Essential thrombocytosis (ET) is characterized by an increase in platelet count. A typical CBC and blood smear in ET will show thrombocytosis, with all other secondary causes of thrombocytosis being ruled out (e.g., infection, inflammation, or iron deficiency).
Primary myelofibrosis (PMF) is characterized by an increase in fibrosis (scar tissue) in the marrow, leading to extramedullary hematopoiesis (i.e., hematopoiesis at sites other than the bone marrow, most commonly the spleen and/or sometimes the liver) and consequent splenomegaly +/- hepatomegaly. A typical CBC and blood smear in PMF will show a large number of early granulocyte forms including blasts and early RBC forms including nucleated red blood cells, referred to as a "leukoerythroblastic" picture, along with red cells that have a teardrop shape (a.k.a. "dacrocytes""), owing to copious scar tissue in the marrow, which limits normal hematopoietic potential and alters the types and morphologies of cells released from the marrow. Incidentally, leukoerythroblastosis tends to be seen in just a few clinical conditions, one being myelofibrosis, another being myelophthisis (defined as the infiltration of the bone marrow by another cell type that should not be there), or severe physiologic strain (e.g., severe infection or sepsis).

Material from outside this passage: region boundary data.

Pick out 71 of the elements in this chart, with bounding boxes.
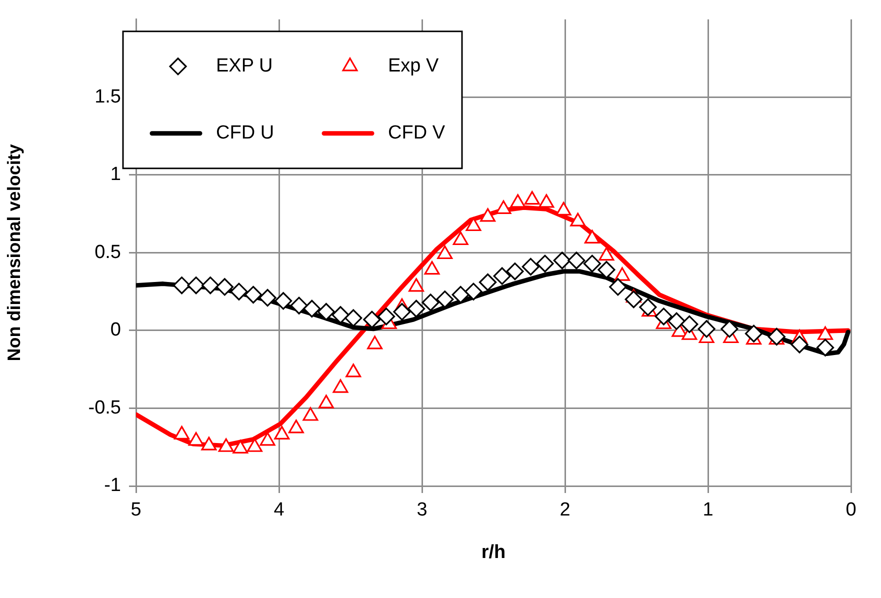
point (583, 254, 601, 272)
point (303, 300, 321, 318)
point (393, 303, 411, 321)
point (768, 328, 786, 346)
y-tick-label: 0.5 (94, 242, 121, 263)
point (536, 254, 554, 272)
point (720, 320, 738, 338)
point (790, 336, 808, 354)
point (172, 276, 191, 294)
point (290, 296, 308, 314)
point (609, 278, 627, 296)
point (377, 308, 396, 326)
point (244, 286, 262, 304)
point (258, 289, 276, 307)
x-axis-title: r/h (481, 542, 506, 563)
point (274, 292, 292, 310)
point (422, 294, 440, 312)
point (332, 379, 348, 393)
point (624, 290, 642, 308)
x-tick-label: 1 (702, 500, 714, 521)
y-tick-label: 1 (110, 164, 121, 186)
y-tick-label: -0.5 (88, 397, 121, 418)
point (553, 252, 571, 270)
point (346, 364, 362, 378)
x-tick-label: 5 (130, 500, 142, 521)
legend-label: Exp V (388, 56, 440, 77)
y-axis-title: Non dimensional velocity (4, 144, 24, 362)
point (344, 309, 362, 327)
point (654, 308, 672, 326)
point (318, 394, 334, 408)
point (230, 282, 248, 300)
point (598, 261, 616, 279)
x-tick-label: 4 (274, 500, 285, 521)
point (668, 312, 686, 330)
point (246, 438, 262, 452)
point (288, 420, 304, 434)
point (436, 290, 454, 308)
point (188, 432, 204, 446)
point (407, 300, 426, 318)
point (201, 436, 217, 450)
point (493, 267, 511, 285)
point (174, 426, 190, 440)
y-tick-label: 1.5 (94, 86, 121, 108)
point (568, 252, 586, 270)
point (187, 276, 205, 294)
point (232, 440, 248, 454)
point (260, 432, 276, 446)
point (202, 276, 220, 294)
legend-label: CFD U (216, 122, 274, 144)
x-tick-label: 2 (560, 500, 570, 521)
point (698, 320, 716, 338)
legend-label: CFD V (388, 122, 446, 144)
legend-label: EXP U (216, 56, 273, 77)
point (274, 426, 290, 440)
y-tick-label: 0 (110, 320, 121, 341)
point (818, 326, 833, 340)
point (363, 310, 381, 328)
point (506, 262, 524, 280)
point (478, 273, 497, 292)
point (639, 298, 657, 316)
point (216, 278, 234, 296)
x-tick-label: 0 (846, 500, 856, 521)
point (816, 338, 834, 356)
y-tick-label: -1 (104, 475, 121, 496)
x-tick-label: 3 (416, 500, 428, 521)
point (218, 438, 234, 452)
point (522, 258, 540, 276)
point (367, 336, 383, 350)
point (302, 407, 318, 421)
point (680, 315, 698, 334)
point (744, 324, 763, 342)
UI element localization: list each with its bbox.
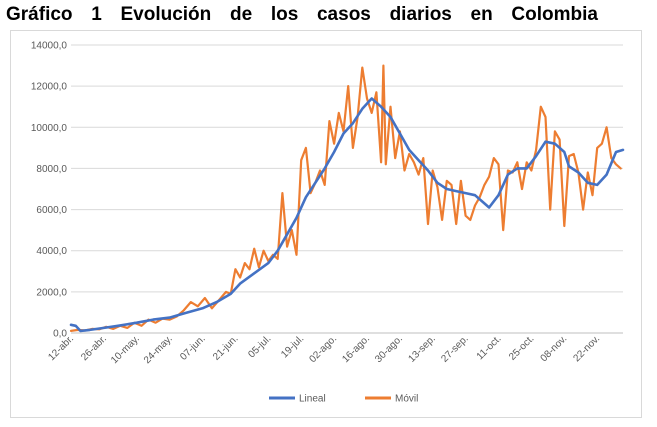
x-tick-label: 10-may. <box>109 333 142 366</box>
x-tick-label: 13-sep. <box>406 333 437 364</box>
y-tick-label: 10000,0 <box>31 123 68 134</box>
x-tick-label: 26-abr. <box>79 333 109 363</box>
y-tick-label: 6000,0 <box>36 205 67 216</box>
legend-label: Lineal <box>299 394 326 405</box>
x-axis-ticks: 12-abr. 26-abr. 10-may. 24-may. 07-jun. 21-ju… <box>46 333 602 366</box>
series-line-movil <box>69 64 622 332</box>
x-tick-label: 05-jul. <box>246 333 273 360</box>
y-tick-label: 0,0 <box>53 329 67 340</box>
x-tick-label: 22-nov. <box>571 333 602 364</box>
x-tick-label: 24-may. <box>142 333 175 366</box>
y-tick-label: 8000,0 <box>36 164 67 175</box>
series-lines <box>69 64 625 333</box>
line-chart: 0,0 2000,0 4000,0 6000,0 8000,0 10000,0 12000,… <box>31 41 625 405</box>
x-tick-label: 25-oct. <box>507 333 536 362</box>
y-axis-ticks: 0,0 2000,0 4000,0 6000,0 8000,0 10000,0 12000,… <box>31 41 68 340</box>
x-tick-label: 30-ago. <box>373 333 405 365</box>
gridlines <box>71 44 623 334</box>
x-tick-label: 19-jul. <box>279 333 306 360</box>
y-tick-label: 12000,0 <box>31 82 68 93</box>
y-tick-label: 2000,0 <box>36 287 67 298</box>
y-tick-label: 4000,0 <box>36 246 67 257</box>
x-tick-label: 02-ago. <box>307 333 339 365</box>
x-tick-label: 07-jun. <box>178 333 207 362</box>
x-tick-label: 27-sep. <box>439 333 470 364</box>
x-tick-label: 08-nov. <box>539 333 570 364</box>
series-line-lineal <box>69 97 625 333</box>
x-tick-label: 11-oct. <box>475 333 504 362</box>
x-tick-label: 21-jun. <box>211 333 240 362</box>
legend: Lineal Móvil <box>269 394 418 405</box>
chart-title: Gráfico 1 Evolución de los casos diarios… <box>6 4 598 25</box>
x-tick-label: 16-ago. <box>340 333 372 365</box>
chart-area: 0,0 2000,0 4000,0 6000,0 8000,0 10000,0 12000,… <box>10 30 642 418</box>
y-tick-label: 14000,0 <box>31 41 68 52</box>
legend-label: Móvil <box>395 394 418 405</box>
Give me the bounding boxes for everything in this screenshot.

Chronic myeloid leukemia (CML) is characterized by an increase in representation of myeloid cells at all stages of myeloid differentiation.
At least two major molecular mutations underlie the different MPNs. PV, ET, and PMF are associated with a mutation in a tyrosine kinase known as the JAK2 V617F mutation, which is seen in about 98% of PV cases and 40-50% of ET and PMF. CML develops because of an abnormal tyrosine kinase known as Bcr-Abl, which arises from a translocation between the abl gene on chromosome 9 and the bcr gene on chromosome 22, a.k.a. the "Philadelphia chromosome", or t(9;22). Treatment of CML was revolutionized a number of years ago by the development of an inhibitor to Bcr-Abl known as imatinib (Gleevec®), which heralded the dawn of the molecular therapeutics in cancer.
Acute myeloid leukemia (AML) is a diagnosis that is based on the finding of more than 20% myeloid blasts in the blood or bone marrow. AML is treated with intensive chemotherapy in many cases, with consideration of hematopoietic stem cell transplant in high-risk patients.